Tuesday, January 02, 2007

Black-Eyed Peas May Be Answer to World's Ills

Apparently, the experts, whether highly elected or highly paid, haven't been able to solve the world's ills the last few centuries, so I think we can turn to luck and insipid rituals and get results at least as good.

I didn't mean to neglect my duty, but last year, I got distracted. There must have been black-eyed pea lethargy in the air. The rote cynics sidelined whimsy and ritual, and woe is me, I didn't eat any black-eyed peas on New Year's. Nobody in the house did. My sister mentioned it the next day, but by then it was too late. Well, as for 2006, you see how things turned out. Not so well. No world peace, Britney fell from grace, Dick Cheney got a clean bill of health, and I put on a few pounds.

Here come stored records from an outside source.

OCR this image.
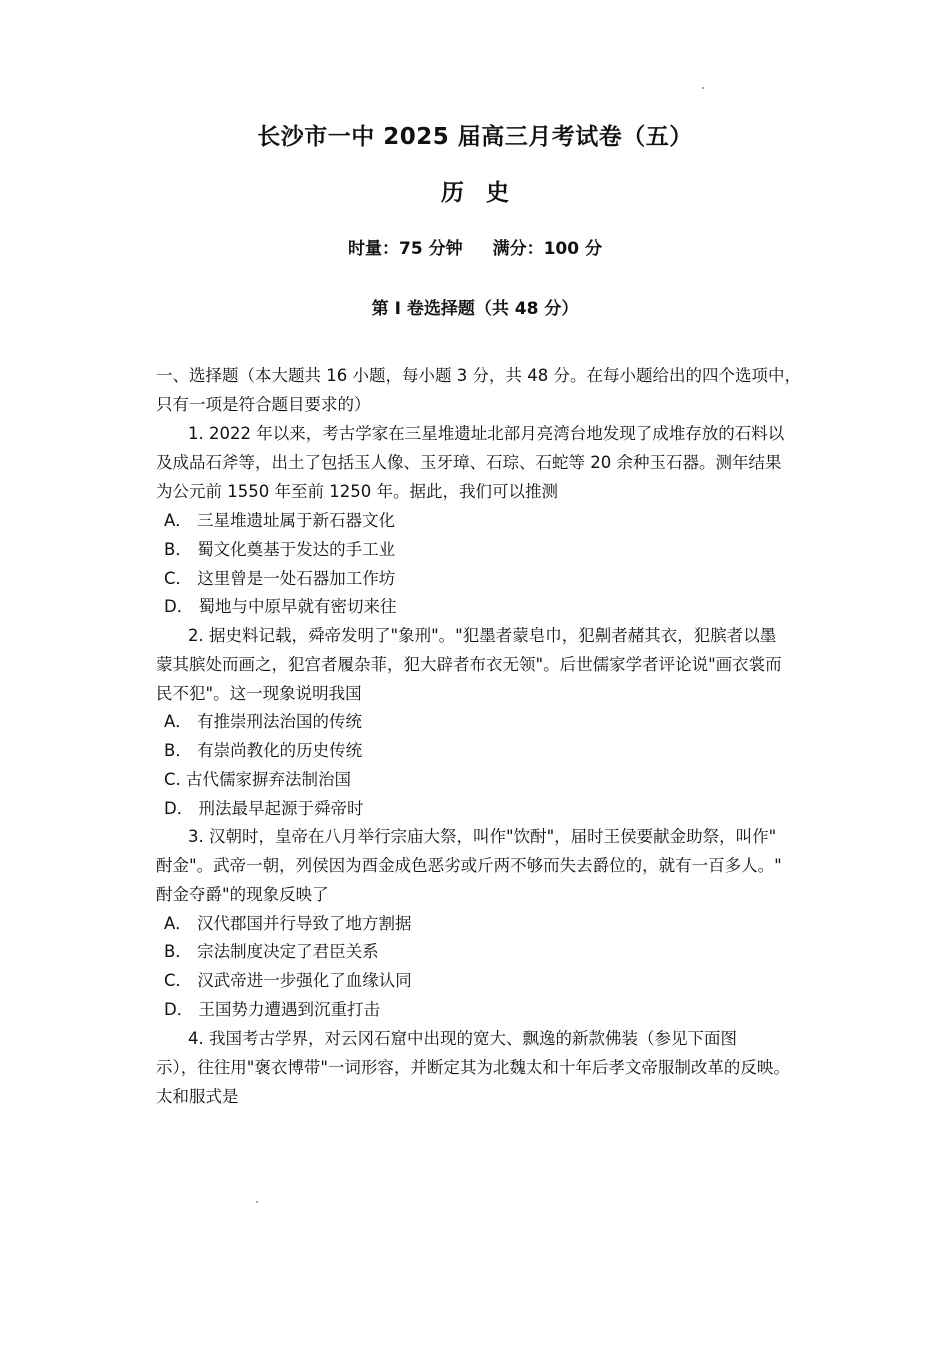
长沙市一中 2025 届高三月考试卷（五）
历史
时量：75 分钟 满分：100 分
第 Ⅰ 卷选择题（共 48 分）
一、选择题（本大题共 16 小题，每小题 3 分，共 48 分。在每小题给出的四个选项中，
只有一项是符合题目要求的）
1. 2022 年以来，考古学家在三星堆遗址北部月亮湾台地发现了成堆存放的石料以
及成品石斧等，出土了包括玉人像、玉牙璋、石琮、石蛇等 20 余种玉石器。测年结果
为公元前 1550 年至前 1250 年。据此，我们可以推测
A． 三星堆遗址属于新石器文化
B． 蜀文化奠基于发达的手工业
C． 这里曾是一处石器加工作坊
D． 蜀地与中原早就有密切来往
2. 据史料记载，舜帝发明了"象刑"。"犯墨者蒙皂巾，犯劓者赭其衣，犯膑者以墨
蒙其膑处而画之，犯宫者履杂菲，犯大辟者布衣无领"。后世儒家学者评论说"画衣裳而
民不犯"。这一现象说明我国
A． 有推崇刑法治国的传统
B． 有崇尚教化的历史传统
C. 古代儒家摒弃法制治国
D． 刑法最早起源于舜帝时
3. 汉朝时，皇帝在八月举行宗庙大祭，叫作"饮酎"，届时王侯要献金助祭，叫作"
酎金"。武帝一朝，列侯因为酉金成色恶劣或斤两不够而失去爵位的，就有一百多人。"
酎金夺爵"的现象反映了
A． 汉代郡国并行导致了地方割据
B． 宗法制度决定了君臣关系
C． 汉武帝进一步强化了血缘认同
D． 王国势力遭遇到沉重打击
4. 我国考古学界，对云冈石窟中出现的宽大、飘逸的新款佛装（参见下面图
示），往往用"褒衣博带"一词形容，并断定其为北魏太和十年后孝文帝服制改革的反映。
太和服式是
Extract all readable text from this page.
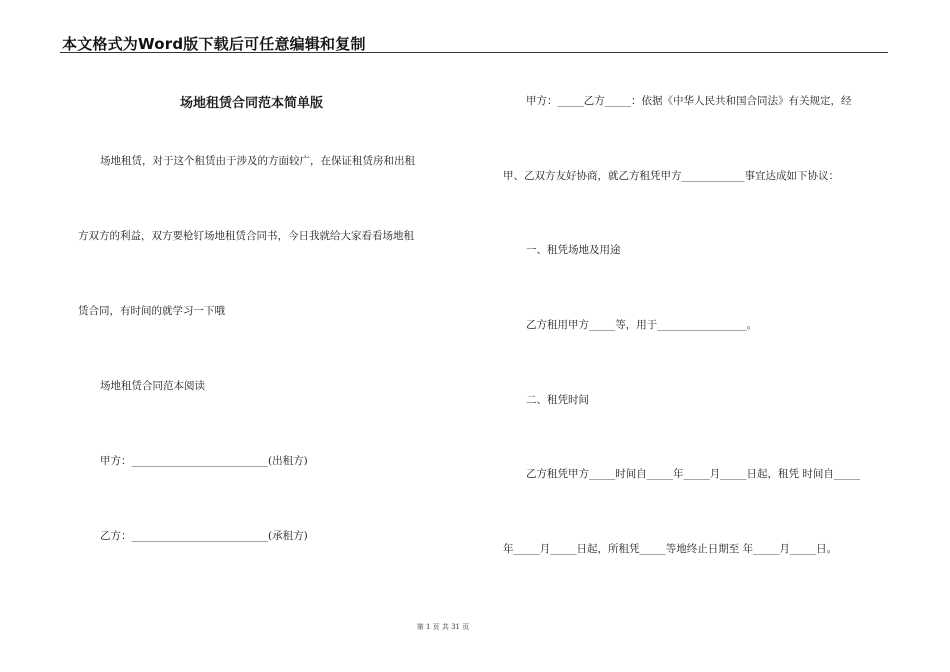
本文格式为Word版下载后可任意编辑和复制
场地租赁合同范本简单版
场地租赁，对于这个租赁由于涉及的方面较广，在保证租赁房和出租
方双方的利益，双方要枪钉场地租赁合同书，今日我就给大家看看场地租
赁合同，有时间的就学习一下哦
场地租赁合同范本阅读
甲方：__________________________(出租方)
乙方：__________________________(承租方)
甲方：_____乙方_____：依据《中华人民共和国合同法》有关规定，经
甲、乙双方友好协商，就乙方租凭甲方____________事宜达成如下协议：
一、租凭场地及用途
乙方租用甲方_____等，用于_________________。
二、租凭时间
乙方租凭甲方_____时间自_____年_____月_____日起，租凭 时间自_____
年_____月_____日起，所租凭_____等地终止日期至 年_____月_____日。
第 1 页 共 31 页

So this year, I made up for it. I ate THREE CANS of black-eyed peas on New Year's Day. So 2007 is a shoo-in for better times ahead. Happy days are here again. Three. Cans. That's almost three POUNDS of sheer, straight, microwaved-and-drained-but-otherwise-unadulterated LUCK. I mean this must be a significant investment in not only MY future but in the prospects for the future of us all, of all species and of life on Earth. Britney will redeem herself, and Dick Cheney will check out -- I mean take early retirement. And as for world peace, visualize if you will, whirled peas.

Surely no other vision says "Fix This Mess" like a three-a-day bowl of such a handsome and unassuming vegetable. And maybe it's not too late for you to make your contribution to our collective betterment by ingesting copious amounts of this excellent source of fiber, so go to it. A decisive dousing with ketchup supplements our luck with special mellowing agents, and from what I can tell lately, you can't get too many of those. Get your daily dose from now 'til Valentine's or even Presidents' Day, and maybe we'll catch a break around here.

From the entire staff here at A Better Nation, good luck to ALL. Happy new '007. And cheers all year!